The drug was originally developed and manufactured by Pierre Fabre Medicament in France. It was approved in that country as an antidepressant in 1997. Cypress Bioscience and Forest Laboratories partnered with Pierre Fabre in the development of milnacipran for the treatment of fibromyalgia (FM) in the United States.
The approval was made on the basis of two Phase 3 efficacy trials. Both studies were randomized, double-blind, placebo-controlled trials that enrolled subjects 18 to 70 years of age with a diagnosis of fibromyalgia. All subjects were diagnosed using the American College of Rheumatology criteria. They showed that doses of 100 mg/day and 200 mg/day caused significant improvement in pain and physical function.
Forest Laboratories and Cypress Bioscience expect the drug to be available by March. The drug is not approved for use in children, and should not be used in patients taking monoamine oxidase inhibitors or in those with uncontrolled narrow-angle glaucoma, the drug makers said.
The drug's label includes a boxed warning for increased risk of suicidal ideation, thinking, and behavior in children, adolescents, and young adults who are taking antidepressants for major depressive disorder or other psychiatric disorders.

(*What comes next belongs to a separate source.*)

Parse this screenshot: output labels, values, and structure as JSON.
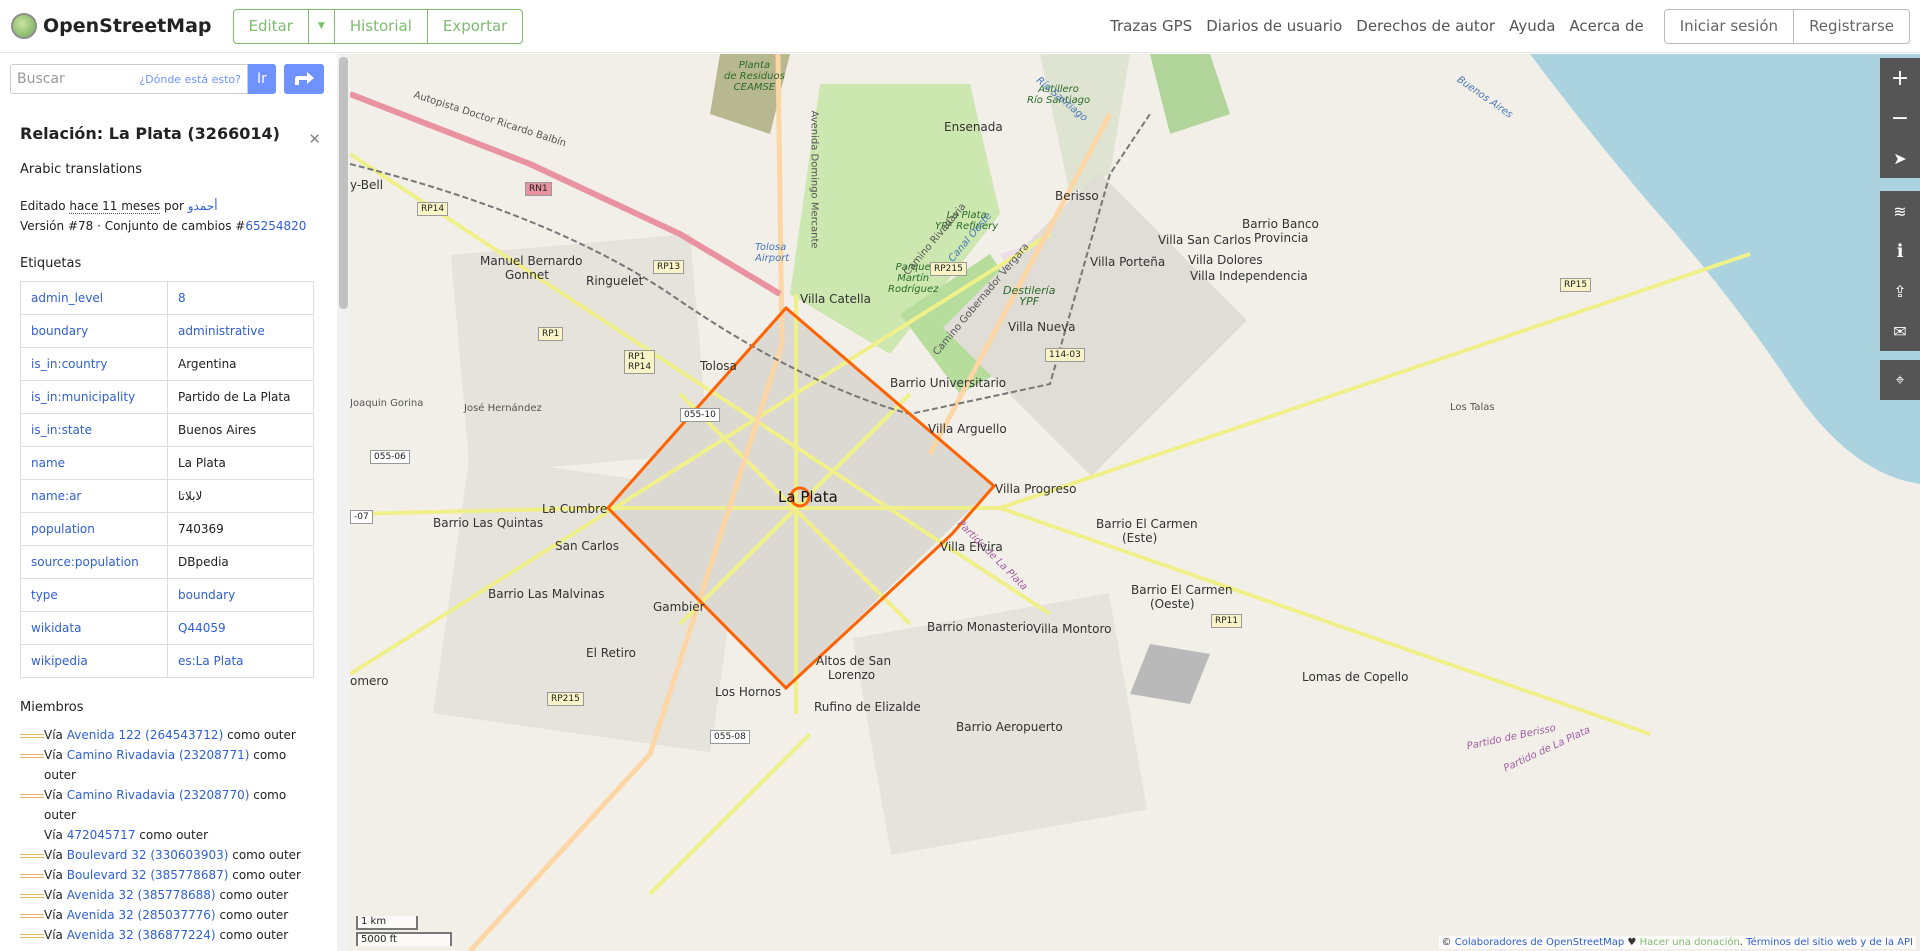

The most common adverse reactions were nausea, constipation, hot flush, hyperhidrosis, vomiting, palpitations, increased heart rate, dry mouth, and hypertension.
Fibromyalgia (FM) is a chronic condition characterized by diffuse musculoskeletal pain, fatigue and disordered sleep. It is also frequently associated with depression and other psychiatric conditions, cognitive difficulties and headaches. It primarily affects women between the ages of 30 and 50, but can also be seen in younger and older women, and in men. There are two other recently approved products for the management of FM, Lyrica and Cymbalta.